Walker Evans, William Christenberry, and William Eggleston are the three most important photographers of the American South, and their body of work is linked together in one long creative chain. Christenberry found creative inspiration in the work of Evans and his stark images the Southern landscape. Let Us Now Praise Famous Men shaped Christenberry’s artistic sensibilities, as did the work of William Faulkner and Eudora Welty. When Christenberry taught at the what is now the University of Memphis, he became friends with Wiliam Eggleston. It was after seeing Christenberry’s color photography—photography that often was used in collages and inspired small models of real and imagined architectural structures—that Eggleston was inspired to begin photographing in color, photographs that sometimes use elements of collage. Christenberry encouraged this exploration of the medium of color and, like folklorist and collector William Ferris, accompanied Eggleston on trips around the South. It was on one of these trips that Eggleston took the portrait of Christenberry that is in the exhibition “The Beautiful and the Mysterious.”

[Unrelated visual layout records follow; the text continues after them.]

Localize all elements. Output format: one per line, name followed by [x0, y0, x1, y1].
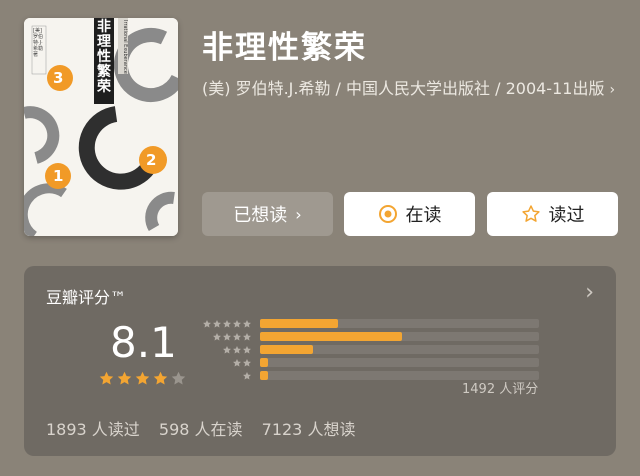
star-filled-icon — [153, 371, 168, 385]
rating-bar-fill — [260, 319, 339, 328]
rating-bar-fill — [260, 332, 403, 341]
rating-count: 1492 人评分 — [462, 382, 539, 397]
star-empty-icon — [171, 371, 186, 385]
chevron-right-icon: › — [585, 280, 594, 305]
rating-row-4 — [198, 330, 539, 343]
reader-stats: 1893 人读过 598 人在读 7123 人想读 — [46, 416, 369, 440]
reading-button[interactable]: 在读 — [344, 192, 475, 236]
rating-panel[interactable]: 豆瓣评分™ › 8.1 1492 人评分 1893 人读过 598 人在读 71… — [24, 266, 616, 456]
mini-star-icon — [223, 332, 231, 341]
rating-title: 豆瓣评分™ — [46, 288, 127, 307]
stat-reading: 598 人在读 — [158, 420, 243, 439]
rating-bar-track — [260, 319, 539, 328]
mini-star-icon — [243, 345, 251, 354]
rating-row-3 — [198, 343, 539, 356]
book-meta-text: (美) 罗伯特.J.希勒 / 中国人民大学出版社 / 2004-11出版 — [202, 79, 605, 98]
mini-star-icon — [233, 358, 241, 367]
stat-read: 1893 人读过 — [46, 420, 140, 439]
rating-distribution — [198, 317, 539, 382]
book-cover[interactable]: 非理性繁荣 [美] 罗伯特·J·希勒 著 Irrational Exuberan… — [24, 18, 178, 236]
mini-stars — [198, 345, 252, 355]
star-filled-icon — [117, 371, 132, 385]
rating-stars — [98, 370, 187, 387]
mini-star-icon — [213, 319, 221, 328]
rating-row-2 — [198, 356, 539, 369]
cover-english-title: Irrational Exuberance — [122, 20, 128, 74]
rating-row-1 — [198, 369, 539, 382]
chevron-right-icon: › — [609, 82, 616, 98]
mini-stars — [198, 358, 252, 368]
stat-wished: 7123 人想读 — [261, 420, 356, 439]
mini-star-icon — [203, 319, 211, 328]
mini-star-icon — [223, 345, 231, 354]
reading-button-label: 在读 — [405, 205, 442, 226]
mini-star-icon — [233, 319, 241, 328]
mini-stars — [198, 332, 252, 342]
wished-button-label: 已想读 — [233, 205, 288, 226]
wished-button[interactable]: 已想读 › — [202, 192, 333, 236]
star-filled-icon — [99, 371, 114, 385]
book-title: 非理性繁荣 — [202, 30, 367, 66]
mini-star-icon — [213, 332, 221, 341]
rating-bar-fill — [260, 345, 313, 354]
mini-star-icon — [243, 371, 251, 380]
rating-bar-fill — [260, 358, 269, 367]
rating-bar-track — [260, 358, 539, 367]
read-button-label: 读过 — [548, 205, 585, 226]
mini-star-icon — [223, 319, 231, 328]
star-filled-icon — [135, 371, 150, 385]
mini-stars — [198, 371, 252, 381]
cover-number-1: 1 — [53, 167, 64, 185]
star-outline-icon — [521, 204, 541, 224]
cover-number-3: 3 — [53, 69, 64, 87]
mini-star-icon — [243, 319, 251, 328]
circle-dot-icon — [378, 204, 398, 224]
mini-stars — [198, 319, 252, 329]
cover-number-2: 2 — [146, 151, 157, 169]
cover-vertical-title: 非理性繁荣 — [97, 19, 111, 95]
chevron-right-icon: › — [295, 204, 302, 224]
book-meta-link[interactable]: (美) 罗伯特.J.希勒 / 中国人民大学出版社 / 2004-11出版 › — [202, 78, 622, 101]
mini-star-icon — [243, 358, 251, 367]
rating-bar-fill — [260, 371, 269, 380]
rating-bar-track — [260, 345, 539, 354]
mini-star-icon — [233, 332, 241, 341]
cover-author-line: [美] 罗伯特·J·希勒 著 — [33, 28, 44, 58]
mini-star-icon — [243, 332, 251, 341]
read-button[interactable]: 读过 — [487, 192, 618, 236]
rating-bar-track — [260, 332, 539, 341]
mini-star-icon — [233, 345, 241, 354]
rating-score: 8.1 — [110, 318, 177, 367]
rating-row-5 — [198, 317, 539, 330]
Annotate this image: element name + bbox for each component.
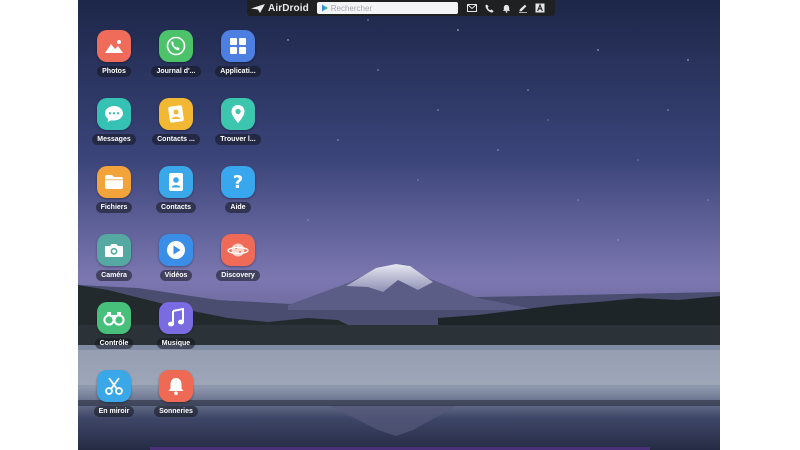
app-photos[interactable]: Photos — [79, 30, 149, 77]
pen-icon[interactable] — [517, 2, 529, 14]
app-contacts-card[interactable]: Contacts ... — [141, 98, 211, 145]
app-contacts[interactable]: Contacts — [141, 166, 211, 213]
search-box[interactable] — [316, 2, 458, 14]
app-label: Aide — [225, 202, 251, 213]
contacts-card-icon — [159, 98, 193, 130]
paper-plane-icon — [251, 3, 265, 13]
app-label: Contacts ... — [152, 134, 200, 145]
app-label: Trouver l... — [215, 134, 261, 145]
app-music[interactable]: Musique — [141, 302, 211, 349]
svg-text:?: ? — [233, 172, 243, 192]
bell-icon[interactable] — [500, 2, 512, 14]
top-toolbar: AirDroid — [247, 0, 555, 16]
bell-app-icon — [159, 370, 193, 402]
app-label: Contrôle — [94, 338, 134, 349]
app-bell-app[interactable]: Sonneries — [141, 370, 211, 417]
app-messages[interactable]: Messages — [79, 98, 149, 145]
find-phone-icon — [221, 98, 255, 130]
brand-name: AirDroid — [268, 2, 309, 14]
text-icon[interactable] — [534, 2, 546, 14]
app-label: Sonneries — [154, 406, 198, 417]
scissors-icon — [97, 370, 131, 402]
binoculars-icon — [97, 302, 131, 334]
camera-icon — [97, 234, 131, 266]
app-folder[interactable]: Fichiers — [79, 166, 149, 213]
call-log-icon — [159, 30, 193, 62]
app-help[interactable]: ? Aide — [203, 166, 273, 213]
app-label: Messages — [92, 134, 136, 145]
apps-grid-icon — [221, 30, 255, 62]
app-scissors[interactable]: En miroir — [79, 370, 149, 417]
app-binoculars[interactable]: Contrôle — [79, 302, 149, 349]
messages-icon — [97, 98, 131, 130]
help-icon: ? — [221, 166, 255, 198]
phone-icon[interactable] — [483, 2, 495, 14]
app-camera[interactable]: Caméra — [79, 234, 149, 281]
toolbar-icons — [466, 2, 551, 14]
app-label: Photos — [97, 66, 131, 77]
app-label: Applicati... — [215, 66, 261, 77]
planet-icon — [221, 234, 255, 266]
desktop-wallpaper: Photos Journal d'... Applicati... Messages C… — [78, 0, 720, 450]
app-apps-grid[interactable]: Applicati... — [203, 30, 273, 77]
app-label: Musique — [156, 338, 196, 349]
app-label: Journal d'... — [151, 66, 201, 77]
folder-icon — [97, 166, 131, 198]
app-label: Discovery — [216, 270, 260, 281]
app-find-phone[interactable]: Trouver l... — [203, 98, 273, 145]
contacts-icon — [159, 166, 193, 198]
app-label: Fichiers — [95, 202, 133, 213]
app-label: Contacts — [156, 202, 196, 213]
app-label: Vidéos — [159, 270, 193, 281]
app-planet[interactable]: Discovery — [203, 234, 273, 281]
search-input[interactable] — [330, 2, 449, 14]
app-video[interactable]: Vidéos — [141, 234, 211, 281]
music-icon — [159, 302, 193, 334]
airdroid-logo[interactable]: AirDroid — [251, 3, 316, 14]
video-icon — [159, 234, 193, 266]
app-label: Caméra — [96, 270, 132, 281]
play-store-icon — [321, 4, 328, 12]
app-call-log[interactable]: Journal d'... — [141, 30, 211, 77]
mail-icon[interactable] — [466, 2, 478, 14]
photos-icon — [97, 30, 131, 62]
app-label: En miroir — [93, 406, 135, 417]
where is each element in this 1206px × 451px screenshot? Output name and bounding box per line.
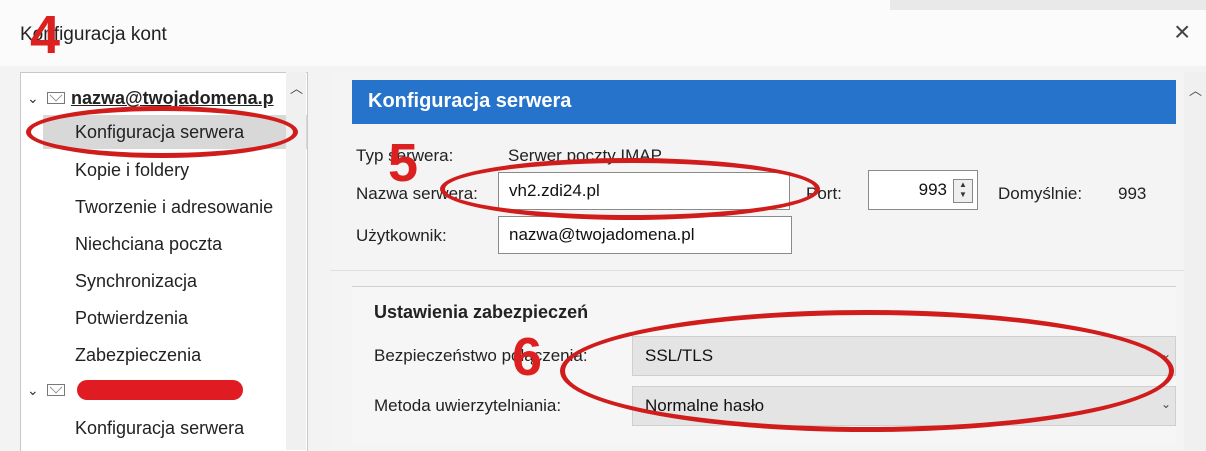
tree-account-2[interactable]: ⌄ <box>27 373 243 407</box>
annotation-number-6: 6 <box>512 327 543 387</box>
default-port-value: 993 <box>1118 184 1147 203</box>
connection-security-label: Bezpieczeństwo połączenia: <box>374 346 588 365</box>
user-input[interactable]: nazwa@twojadomena.pl <box>498 216 792 254</box>
title-bar: Konfiguracja kont × <box>0 0 1206 66</box>
annotation-number-5: 5 <box>388 133 419 193</box>
sidebar-item-copies-folders[interactable]: Kopie i foldery <box>75 153 189 187</box>
sidebar-item-sync[interactable]: Synchronizacja <box>75 264 197 298</box>
chevron-down-icon[interactable]: ⌄ <box>27 81 43 115</box>
divider <box>330 270 1184 271</box>
annotation-ellipse-security <box>560 310 1174 432</box>
sidebar-item-security[interactable]: Zabezpieczenia <box>75 338 201 372</box>
chevron-down-icon[interactable]: ⌄ <box>27 373 43 407</box>
scroll-up-icon[interactable]: ︿ <box>1189 80 1202 99</box>
auth-method-label: Metoda uwierzytelniania: <box>374 396 562 415</box>
panel-scrollbar[interactable] <box>1184 72 1206 450</box>
mail-icon <box>47 92 65 104</box>
security-section-title: Ustawienia zabezpieczeń <box>374 302 589 322</box>
port-stepper[interactable]: ▲ ▼ <box>953 179 973 203</box>
sidebar-item-composition[interactable]: Tworzenie i adresowanie <box>75 190 273 224</box>
port-input[interactable]: 993 ▲ ▼ <box>868 170 978 210</box>
user-value: nazwa@twojadomena.pl <box>509 225 695 244</box>
mail-icon <box>47 384 65 396</box>
annotation-ellipse-server-name <box>440 158 820 220</box>
sidebar-item-receipts[interactable]: Potwierdzenia <box>75 301 188 335</box>
close-button[interactable]: × <box>1174 18 1190 46</box>
chevron-down-icon: ⌄ <box>1160 397 1171 411</box>
sidebar-item-junk[interactable]: Niechciana poczta <box>75 227 222 261</box>
scroll-up-icon[interactable]: ︿ <box>290 78 303 97</box>
redacted-account-name <box>77 380 243 400</box>
annotation-number-4: 4 <box>30 5 61 65</box>
annotation-ellipse-server-settings <box>26 106 298 158</box>
panel-header: Konfiguracja serwera <box>352 80 1176 124</box>
user-label: Użytkownik: <box>356 226 447 245</box>
default-port-label: Domyślnie: <box>998 184 1083 203</box>
port-value: 993 <box>918 180 947 199</box>
panel-header-title: Konfiguracja serwera <box>368 90 572 112</box>
title-bar-shade <box>890 0 1206 10</box>
sidebar-item-server-settings-2[interactable]: Konfiguracja serwera <box>75 411 244 445</box>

William Christenberry died on November 28, 2016, from complications related to Alzheimer’s disease. What linked Christenberry and Eggleston was not just their lineage to Walker Evans. Christenberry’s photography of decaying structures in Hale County, Alabama, captured the Gothic South and in Eggleston’s work the Gothic and Bohemian Souths collide with the juxtaposition of stark ordinariness and psychic disarray. And Eggleston’s portrait of Christenberry, taken on one of their photographic expeditions, shows that both men knew exactly where to stand.